HTTPArchive / almanac.httparchive.org

HTTP Archive's annual "State of the Web" report made by the web community
https://almanac.httparchive.org
Apache License 2.0
613 stars 173 forks source link

Support standard citation options #1325

Open rviscomi opened 4 years ago

rviscomi commented 4 years ago

See https://scholar.google.com/intl/en/scholar/inclusion.html#indexing I'd love to see Google Scholar automatically crawling and indexing our ebook content. Edit - this was completed in #2191

We should also add citation options at the bottom of each chapter as discussed in https://github.com/HTTPArchive/almanac.httparchive.org/issues/1325#issuecomment-836071476 and https://github.com/HTTPArchive/almanac.httparchive.org/issues/1325#issuecomment-838268787

nrllh commented 4 years ago

I think, we should configure also each chapter in that way, to get better impression

tunetheweb commented 4 years ago

@rviscomi looks like the limit for Google Scholar is 5Mb

Each file must not exceed 5MB in size.

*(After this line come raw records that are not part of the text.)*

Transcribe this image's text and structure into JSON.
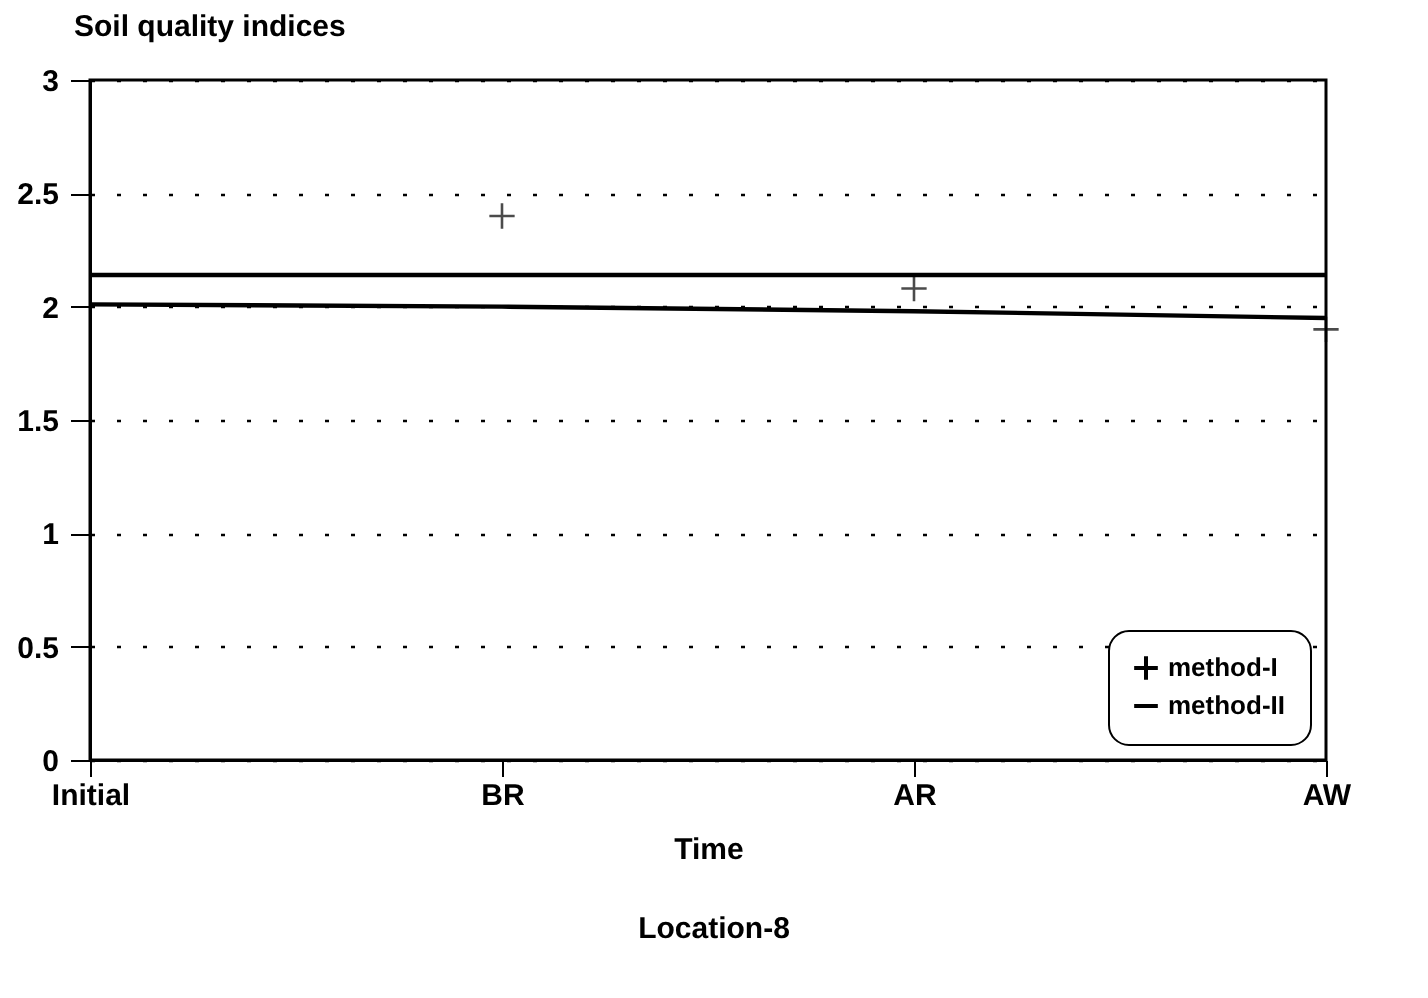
{
  "chart_data": {
    "type": "line",
    "title": "Soil quality indices",
    "xlabel": "Time",
    "annotations": [
      "Location-8"
    ],
    "categories": [
      "Initial",
      "BR",
      "AR",
      "AW"
    ],
    "series": [
      {
        "name": "method-I",
        "type": "scatter",
        "marker": "cross",
        "color": "#000000",
        "values": [
          null,
          2.4,
          2.08,
          1.9
        ]
      },
      {
        "name": "method-II",
        "color": "#000000",
        "values": [
          2.14,
          2.14,
          2.14,
          2.14
        ]
      },
      {
        "color": "#000000",
        "values": [
          2.01,
          2.0,
          1.98,
          1.95
        ]
      }
    ],
    "ylim": [
      0,
      3
    ],
    "yticks": [
      0,
      0.5,
      1,
      1.5,
      2,
      2.5,
      3
    ],
    "grid": "y",
    "legend": "bottom right"
  }
}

To index larger files, or to index scanned images of pages that require OCR, please upload them to Google Book Search.

Our ebook is 17Mb so not eligible.

I think, we should configure also each chapter in that way, to get better impression

We actually include most of this data as Structured Data in the chapters already (JavaScript example).

We could include the extra meta data too in an effort to index there but again most of the chapters are large than the 5MB maximum - for example the CSS chapter comes in at 52MB in a high resolution screen once the interactive graphs have loaded! The non-interactive version with fallback images is 1.2M but not sure if scholar bot will crawl for that.

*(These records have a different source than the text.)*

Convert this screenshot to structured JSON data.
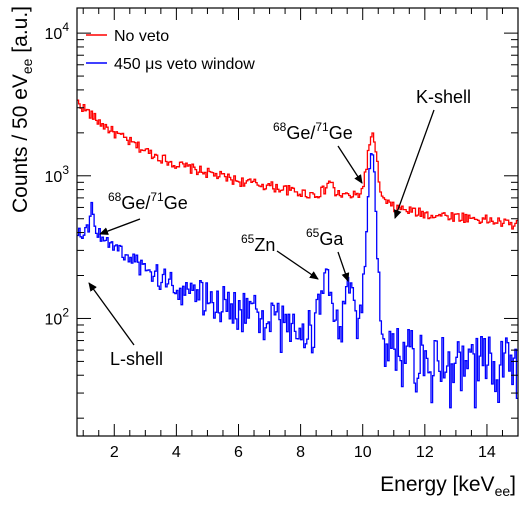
{
  "chart_data": {
    "type": "line",
    "xlabel": "Energy [keV",
    "xlabel_sub": "ee",
    "xlabel_close": "]",
    "ylabel": "Counts / 50 eV",
    "ylabel_sub": "ee",
    "ylabel_close": " [a.u.]",
    "xlim": [
      0.8,
      15.0
    ],
    "ylim": [
      15,
      15000
    ],
    "yscale": "log",
    "x_ticks": [
      "2",
      "4",
      "6",
      "8",
      "10",
      "12",
      "14"
    ],
    "y_ticks": [
      {
        "base": "10",
        "exp": "2",
        "value": 100
      },
      {
        "base": "10",
        "exp": "3",
        "value": 1000
      },
      {
        "base": "10",
        "exp": "4",
        "value": 10000
      }
    ],
    "legend_position": "top-left",
    "series": [
      {
        "name": "No veto",
        "color": "#ff0000",
        "x": [
          0.8,
          1.5,
          2,
          3,
          4,
          5,
          6,
          7,
          8,
          8.5,
          8.8,
          8.95,
          9.1,
          9.4,
          9.8,
          10.0,
          10.15,
          10.3,
          10.45,
          10.6,
          10.8,
          11,
          12,
          13,
          14,
          15
        ],
        "values": [
          3300,
          2400,
          2000,
          1500,
          1200,
          1050,
          920,
          850,
          760,
          740,
          800,
          950,
          760,
          730,
          720,
          800,
          1300,
          2100,
          1300,
          700,
          640,
          600,
          540,
          520,
          490,
          450
        ]
      },
      {
        "name": "450 μs veto window",
        "color": "#0000ff",
        "x": [
          0.8,
          1.0,
          1.2,
          1.3,
          1.4,
          1.6,
          2,
          3,
          4,
          5,
          6,
          7,
          7.8,
          8.4,
          8.7,
          8.85,
          8.95,
          9.1,
          9.3,
          9.5,
          9.6,
          9.7,
          9.9,
          10.1,
          10.2,
          10.3,
          10.4,
          10.5,
          10.7,
          11,
          12,
          13,
          14,
          15
        ],
        "values": [
          420,
          400,
          450,
          650,
          420,
          380,
          320,
          220,
          170,
          140,
          120,
          100,
          85,
          82,
          170,
          240,
          150,
          82,
          80,
          150,
          200,
          110,
          75,
          300,
          900,
          1600,
          900,
          200,
          70,
          62,
          55,
          45,
          50,
          48
        ]
      }
    ],
    "annotations": [
      {
        "text": "K-shell"
      },
      {
        "iso": "68",
        "el1": "Ge/",
        "iso2": "71",
        "el2": "Ge",
        "where": "upper"
      },
      {
        "iso": "68",
        "el1": "Ge/",
        "iso2": "71",
        "el2": "Ge",
        "where": "left"
      },
      {
        "iso": "65",
        "el1": "Zn"
      },
      {
        "iso": "65",
        "el1": "Ga"
      },
      {
        "text": "L-shell"
      }
    ]
  }
}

rviscomi commented 4 years ago

My understanding is the 5MB limit applies to the PDF version but not the HTML version, which can be indexed and searchable in Scholar. There may be metadata that we can add to the HTML version of the ebook to make it more search friendly.

tunetheweb commented 4 years ago

Not convinced about that:

1. File formats

Your files need to be either in the HTML or in the PDF format. PDF files must have searchable text, i.e., you must be able to search for and find words in the document using Adobe Acrobat Reader.

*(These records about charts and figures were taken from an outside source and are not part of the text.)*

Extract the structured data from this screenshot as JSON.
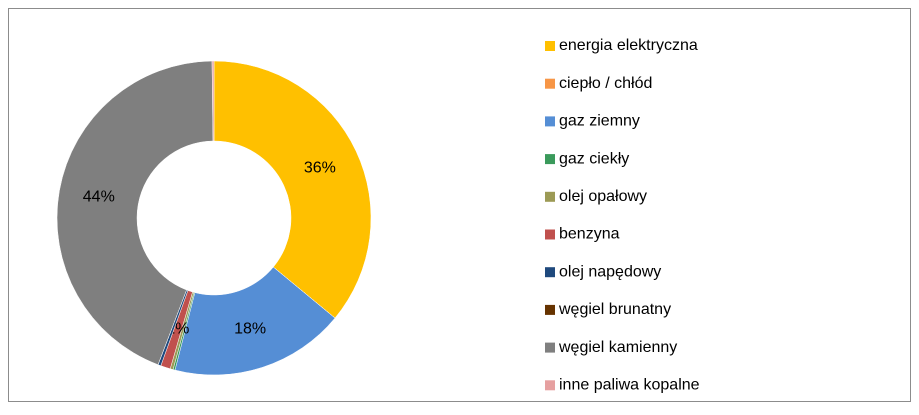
{
  "chart_data": {
    "type": "donut",
    "categories": [
      "energia elektryczna",
      "ciepło / chłód",
      "gaz ziemny",
      "gaz ciekły",
      "olej opałowy",
      "benzyna",
      "olej napędowy",
      "węgiel brunatny",
      "węgiel kamienny",
      "inne paliwa kopalne"
    ],
    "values": [
      36,
      0,
      18,
      0.2,
      0.3,
      1,
      0.3,
      0,
      44,
      0.2
    ],
    "value_labels": [
      "36%",
      null,
      "18%",
      null,
      null,
      "1%",
      null,
      null,
      "44%",
      null
    ],
    "colors": [
      "#ffc000",
      "#f79646",
      "#558ed5",
      "#3a9a5b",
      "#9c9a55",
      "#c0504d",
      "#1f497d",
      "#663300",
      "#7f7f7f",
      "#e6a0a0"
    ],
    "legend": "right"
  }
}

Each file must not exceed 5MB in size. To index larger files, or to index scanned images of pages that require OCR, please upload them to Google Book Search.

Also, at the moment we explicitly stop Google from indexing the HTML ebook page, to stop it competing with the PDF version:

https://github.com/HTTPArchive/almanac.httparchive.org/blob/201b7eaf3b27e686347ffb09cb926618704ca855/src/templates/base/2019/base_ebook.html#L11

Similarly only the PDF version is in our sitemap.

Would presumably need to change both of those as part of this if we did want to proceed.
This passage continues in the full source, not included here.